HOMENEWSCAREERSERIESPRESS ROOMMEDIALINKS LEE MAJORS - MOODY, IRRITABLE AND TOUGH
Exclusive Interview On Location With ‘$6 Million Man’
by Gerry Hunt
Superstar Lee Majors faces death-defying stunts and incredibly gruelling workdays while filming hit hit TV series ‘The Six Million Dollar Man’ – and at times his gruelling schedule is so rugged he needs extra vitamin shots to keep going
In an exclusive ENQUIRER interview – the first on-set interview Majors has allowed for three years – the star talked openly about:
- His backbreaking shooting schedule
- His reputation for being moody and irritable
- The dangerous stunts he insists on doing himself
An ENQUIRER reporter and a photographer were with Majors at NASA’s John F. Kennedy Space Center at Cape Canaveral, Fla., where he filmed a special two-part episode called “Enemy in Space,” to be aired Sept. 25 and Oct. 2. (NB. This episode aired under the title “Deadly Countdown” – JP).
Majors’ gruelling role called for him to wear the same type of space suit NASA astronauts wore on their moon mission. Normally astronauts wear a special cooling suit under the 48 pound, 23 layer, $66,000 space suit, but the suit’s system malfunctioned, leaving Majors to literally sweat his way through scene after strenuous scene.
“It’s like having your own personal mobile sauna,” complained the 36-year-old actor, who each day of filming lost five to six pounds of body weight in water alone. “When you start moving, you can actually feel the sweat running down inside the suit.”
Under the blistering Florida summer sun, encumbered by the heavy airtight space suit, Majors inched his way along space shot gantries hung hundreds of feet high, jumped in and out of a helicopter, and slid 160 feet down a steep escape chute.
“The space suit was really built for sitting or lying down,” majors later complained. “I felt like Humpty-Dumpty trying to run.”
The lean actor, suffering from the intense heat and hard work, constantly fought off dizziness. At one point, a nurse who travels with the crew injected him with a dose of vitamin B12 to revive him.

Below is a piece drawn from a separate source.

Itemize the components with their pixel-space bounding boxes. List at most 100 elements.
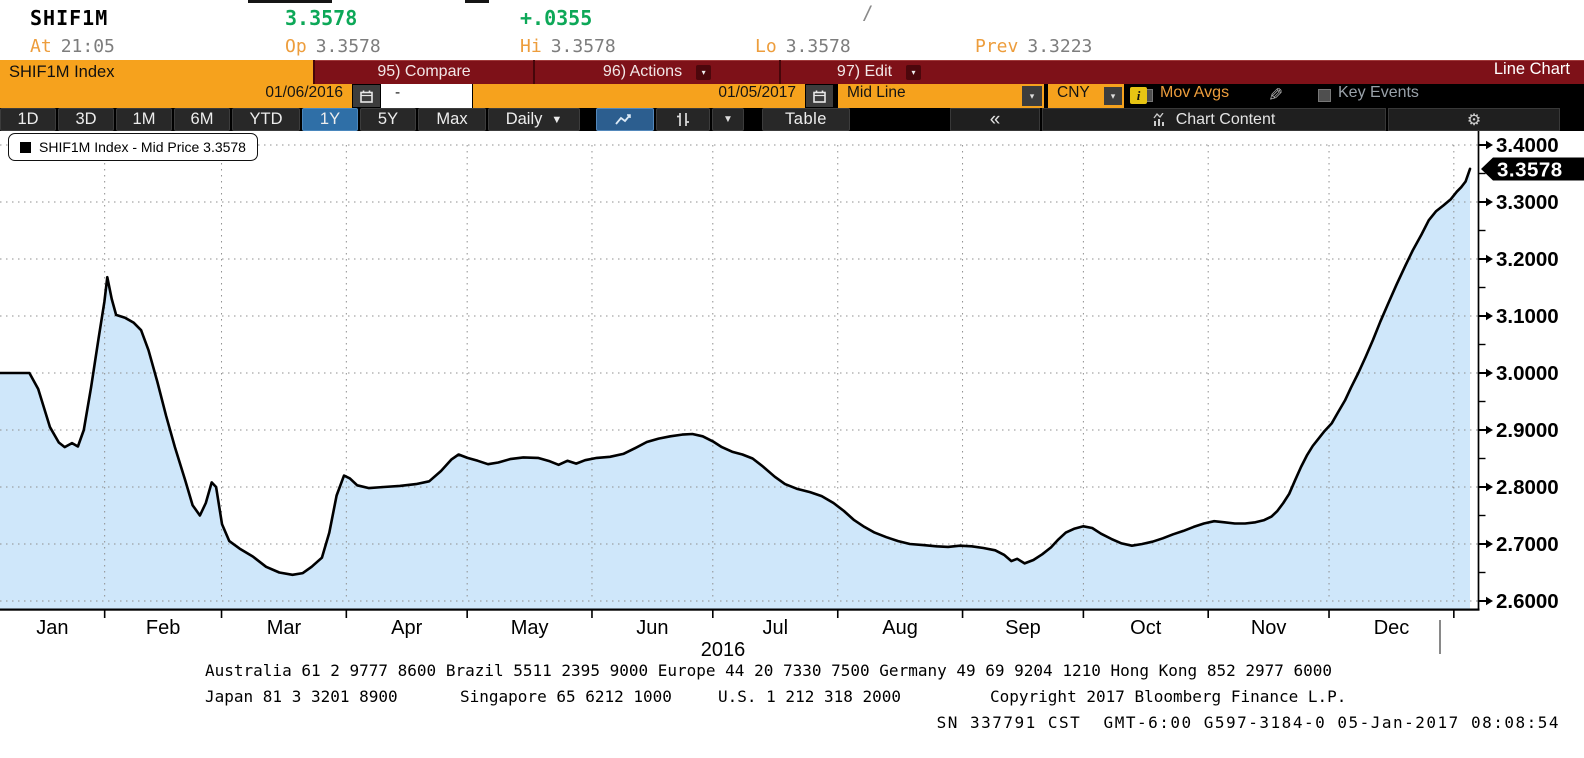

“The B12 gives me a certain extra amount of energy,” Majors explained.
Director Cliff Bole told The ENQUIRER: “Sometimes I simply don’t know how Lee keeps the pace up. I’ve directed Robert Blake on ‘Baretta’ and the two guys on ‘Starsky and Hutch’ and they are tough and through a lot of physical shooting. But ‘The Six Million Dollar Man’ has to be the most grueling show on TV for any start to put together.”

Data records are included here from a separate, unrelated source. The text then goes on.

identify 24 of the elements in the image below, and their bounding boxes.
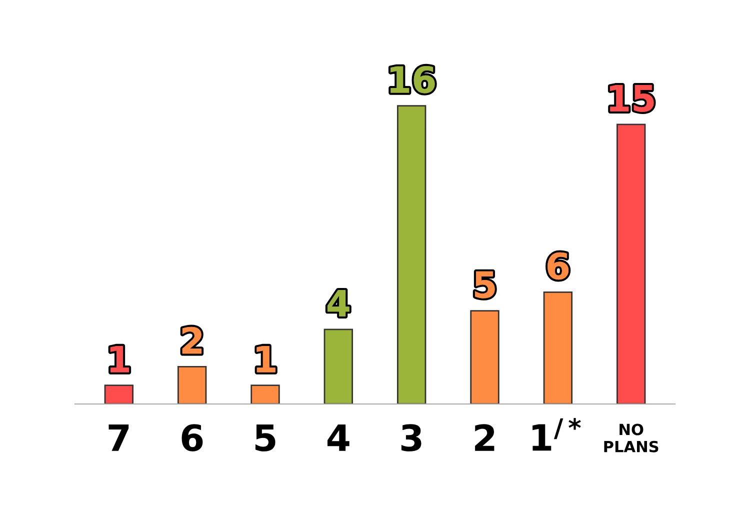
x-tick-label: 5 (255, 424, 276, 452)
bar (250, 384, 280, 404)
data-label: 1 (256, 346, 276, 372)
bar (177, 366, 207, 404)
x-tick-label: 7 (108, 424, 129, 451)
data-label: 15 (610, 85, 654, 112)
data-label: 4 (327, 290, 350, 316)
bar (470, 310, 500, 404)
bar (396, 105, 426, 404)
x-tick-label: 1$^{/*}$ (532, 418, 581, 451)
data-label: 1 (110, 346, 129, 372)
bar (324, 328, 354, 404)
data-label: 5 (474, 271, 495, 298)
bar (104, 384, 134, 404)
bar (543, 291, 573, 404)
x-tick-label: 3 (401, 424, 422, 452)
data-label: 16 (390, 66, 435, 94)
bar (616, 124, 646, 404)
x-tick-label: NO PLANS (604, 424, 658, 452)
data-label: 6 (548, 252, 569, 280)
data-label: 2 (182, 326, 202, 354)
x-tick-label: 4 (327, 424, 350, 451)
x-tick-label: 6 (182, 424, 203, 452)
x-tick-label: 2 (475, 424, 494, 451)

Majors’ work on ‘The Six Million Dollar Man’ sometimes stretches to 13 hours a day and the actor – who just signed a $3 million, two-year contract – has a reputation for being moody and irritable at times.

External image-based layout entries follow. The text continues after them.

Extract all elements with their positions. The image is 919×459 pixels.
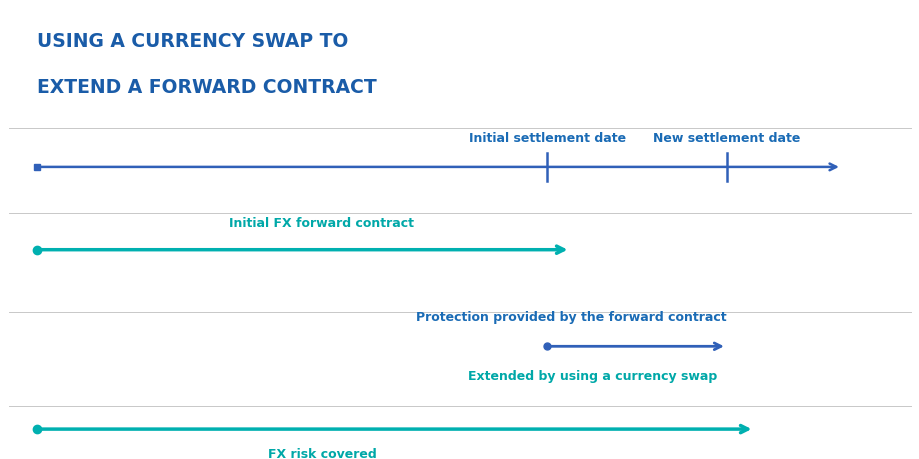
Text: Initial settlement date: Initial settlement date <box>469 132 625 145</box>
Text: Protection provided by the forward contract: Protection provided by the forward contr… <box>415 311 726 324</box>
Text: New settlement date: New settlement date <box>652 132 800 145</box>
Text: EXTEND A FORWARD CONTRACT: EXTEND A FORWARD CONTRACT <box>37 78 376 97</box>
Text: Initial FX forward contract: Initial FX forward contract <box>229 217 414 230</box>
Text: USING A CURRENCY SWAP TO: USING A CURRENCY SWAP TO <box>37 32 347 51</box>
Text: FX risk covered: FX risk covered <box>267 448 376 459</box>
Text: Extended by using a currency swap: Extended by using a currency swap <box>468 369 717 382</box>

“Yes, I do get irritable,” he conceded. “But people tend to get the wrong impression because of the way I work. If I do a shot with a lot of dialogue I try to go off somewhere at the side of the set and keep my lines in my head. If I talk to somebody, I break that concentration and when I come back I start blowing the shots.”
Then he admitted: “O.K., I am moody. But that’s just part of my personality. I suppose Taurus people are moody and that’s that.”
Ever conscious of his weight, majors has a unique way of eating the two fillet mignons he consumes for lunch. “I chew the meat and the juices out and then spit it out,” he said.
“People ought to try it. You satisfy your taste buds and it feels like you’ve eaten.
“Anyway I have a pretty wife at home who cooks great.” Majors said, referring to lovely Farrah Fawcett-Majors.
“So I usually wait until I get home at night for a big meal.”
Majors actually does about half his own “bionic” stunts, including many of the air and underwater scenes, and he explained why: “The more stunts I do myself, the easier it is for the film crew to keep to the tight schedule.”
But Majors draws the line on stunts that he’s not confident about. “I broke my nose once while filming ‘The Big Valley’,” he recalled. “So far I haven’t really been hurt in ‘The Six Million Dollar Man.’ The only problems I’ve ever had have been twisted knees from jumping.
“My greatest asset for doing stunts is that I hardly ever panic at anything. I guess I’ve lived in the land of make-believe so long that I figure it’s just automatic that everything’s going to come out all right.”